Так они росли, с постоянно возрастающей злобой, благодаря поощрению, которое каждый получал от тех, кого их матери убедили покровительствовать и поддерживать их; и жаждали быть допущенными к столу Юпитера не столько ради надежды обрести почести, сколько ради исключения соперника из всех претензий на внимание и ради того, чтобы положить вечный конец прогрессу того влияния, которое, как каждый верил, другой получил с помощью низких уловок и ложных обличий.
Наконец настал день, когда они оба, с обычными торжественностями, были приняты в класс высших божеств и допущены к принятию нектара из рук Гебы. Но с того часа Согласие потеряло свой авторитет за столом Юпитера. Соперники, воодушевленные своим новым достоинством и подстрекаемые попеременными аплодисментами ассоциированных сил, изводили друг друга непрестанными состязаниями, с такой регулярной очередностью побед, что ни один не был подавлен.
Было заметно, что в начале каждого спора преимущество было на стороне Остроумия; и что при первых выпадах все собрание сверкало, по выражению Гомера, неугасимым весельем. Но Ученость приберегала свои силы до тех пор, пока взрыв аплодисментов не стихал и томление, которым всегда сменяется неистовство радости, не начинало обещать более спокойное и терпеливое внимание.

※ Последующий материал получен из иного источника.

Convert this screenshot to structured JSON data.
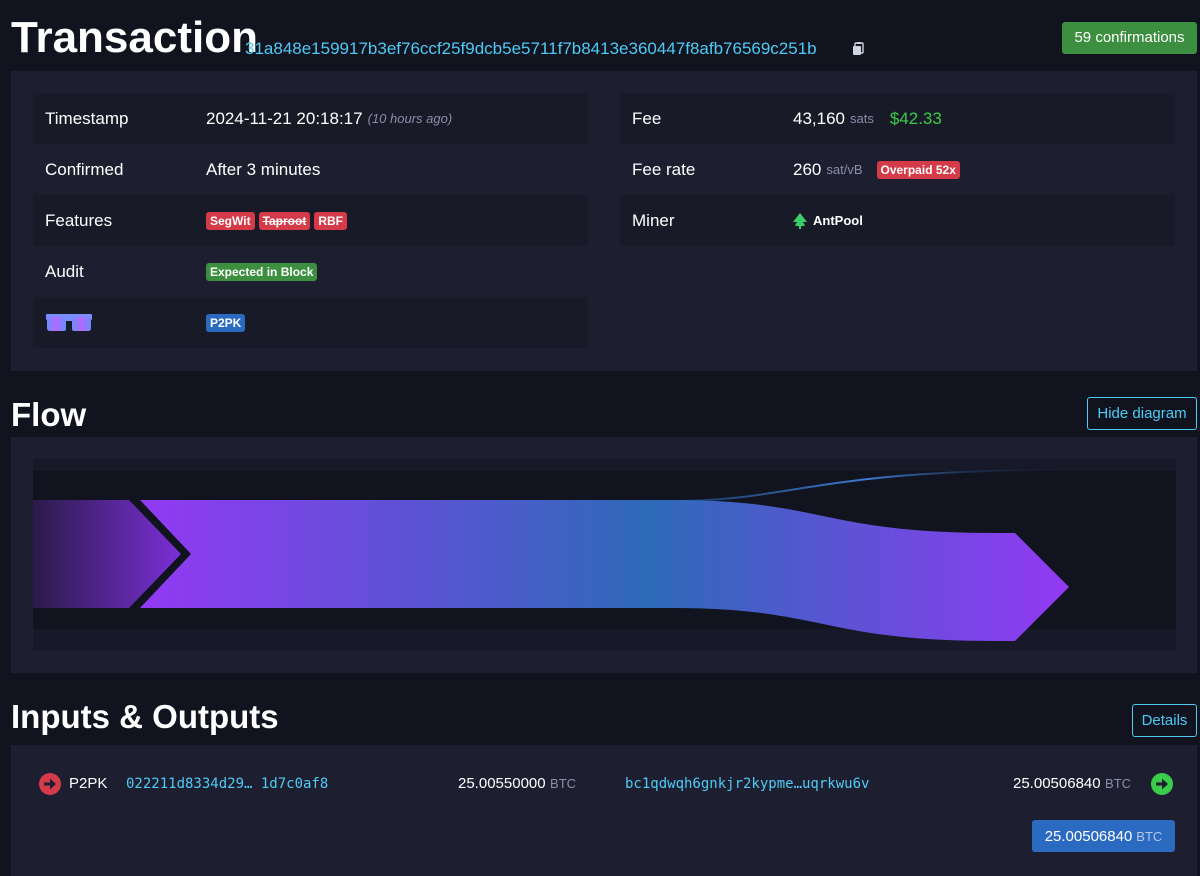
{
  "header": {
    "title": "Transaction",
    "txid": "31a848e159917b3ef76ccf25f9dcb5e5711f7b8413e360447f8afb76569c251b",
    "confirmations": "59 confirmations"
  },
  "details": {
    "left": [
      {
        "label": "Timestamp",
        "value": "2024-11-21 20:18:17",
        "note": "(10 hours ago)"
      },
      {
        "label": "Confirmed",
        "value": "After 3 minutes"
      },
      {
        "label": "Features",
        "tags": [
          "SegWit",
          "Taproot",
          "RBF"
        ]
      },
      {
        "label": "Audit",
        "tag": "Expected in Block"
      },
      {
        "label": "",
        "tag": "P2PK"
      }
    ],
    "right": [
      {
        "label": "Fee",
        "value": "43,160",
        "unit": "sats",
        "fiat": "$42.33"
      },
      {
        "label": "Fee rate",
        "value": "260",
        "unit": "sat/vB",
        "tag": "Overpaid 52x"
      },
      {
        "label": "Miner",
        "value": "AntPool"
      }
    ]
  },
  "flow": {
    "title": "Flow",
    "toggle_label": "Hide diagram"
  },
  "io": {
    "title": "Inputs & Outputs",
    "details_label": "Details",
    "input": {
      "type": "P2PK",
      "address": "022211d8334d29… 1d7c0af8",
      "amount": "25.00550000",
      "unit": "BTC"
    },
    "output": {
      "address": "bc1qdwqh6gnkjr2kypme…uqrkwu6v",
      "amount": "25.00506840",
      "unit": "BTC"
    },
    "total": {
      "amount": "25.00506840",
      "unit": "BTC"
    }
  },
  "colors": {
    "accent": "#4ecbf5",
    "success": "#3b8f3e",
    "danger": "#d43a48",
    "flow_purple": "#9339f4",
    "flow_blue": "#2d6ab8"
  }
}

Тогда она предпринимала свою защиту и, сравнивая одну часть возражений своего антагониста с другой, обычно заставляла его опровергать самого себя; или, показывая, как малую часть вопроса он принял в свое рассмотрение, доказывала, что его мнение не может иметь веса. Аудитория постепенно начала отбрасывать свои предубеждения и в конце концов поднялась с большим почтением к Учености, но с большей симпатией к Остроумию.

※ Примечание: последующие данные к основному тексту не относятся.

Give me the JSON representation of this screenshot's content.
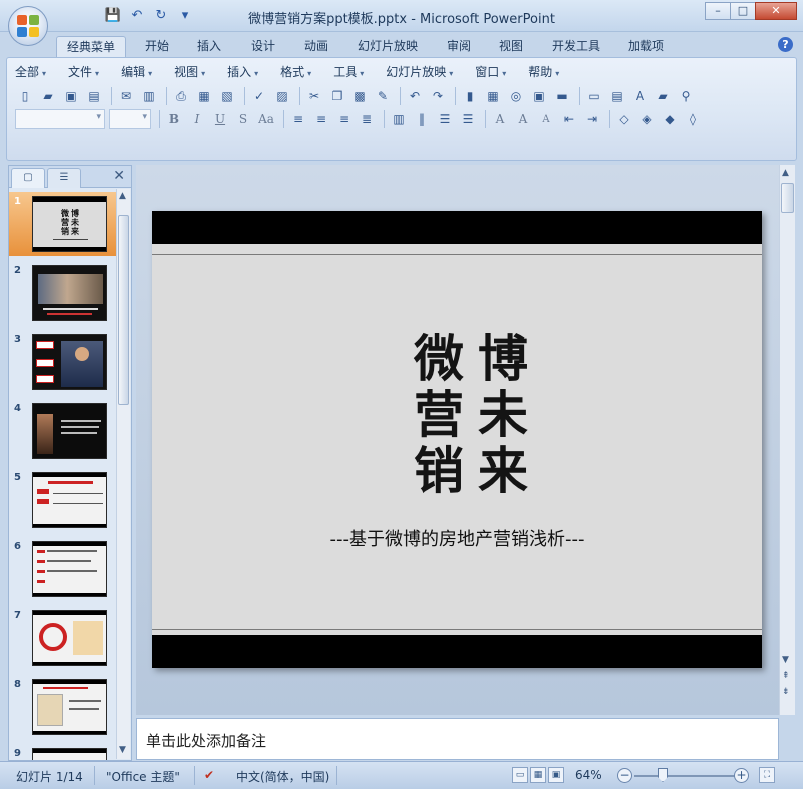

Их поведение, всякий раз, когда они желали рекомендовать себя к отличию, было совершенно противоположным. Остроумие было дерзким и предприимчивым; Ученость — осторожной и рассудительной. Остроумие не считало постыдным ничего, кроме скуки; Ученость боялась любого обвинения, кроме обвинения в ошибке. Остроумие отвечало прежде, чем понимало, опасаясь, что его быстрота восприятия будет поставлена под сомнение; Ученость делала паузу там, где не было трудности, опасаясь, что какой-либо коварный софизм может остаться нераскрытым. Остроумие запутывало каждый спор быстротой и путаницей; Ученость утомляла слушателей бесконечными различениями и затягивала спор без пользы, доказывая то, что никогда не отрицалось. Остроумие, в надежде блеснуть, решалось произвести то, что не обдумало, и часто преуспевало сверх собственного ожидания, следуя за ходом удачной мысли; Ученость отвергала каждую новую идею из страха быть запутанной в последствиях, которые она не могла предвидеть, и часто удерживалась своей осторожностью от использования своих преимуществ и подавления своего оппонента.
У обоих были предрассудки, которые в некоторой степени препятствовали их прогрессу к совершенству и оставляли их открытыми для нападок. Новизна была любимицей Остроумия, а древность — Учености. Для Остроумия все новое было привлекательным; для Учености все древнее было почтенным. Остроумие, однако, редко упускало возможность развлечь тех, кого не могло убедить, а убеждать не часто было его амбицией; Ученость всегда подкрепляла свое мнение столь многими побочными истинами, что, когда дело решалось против нее, ее аргументы вспоминались с восхищением.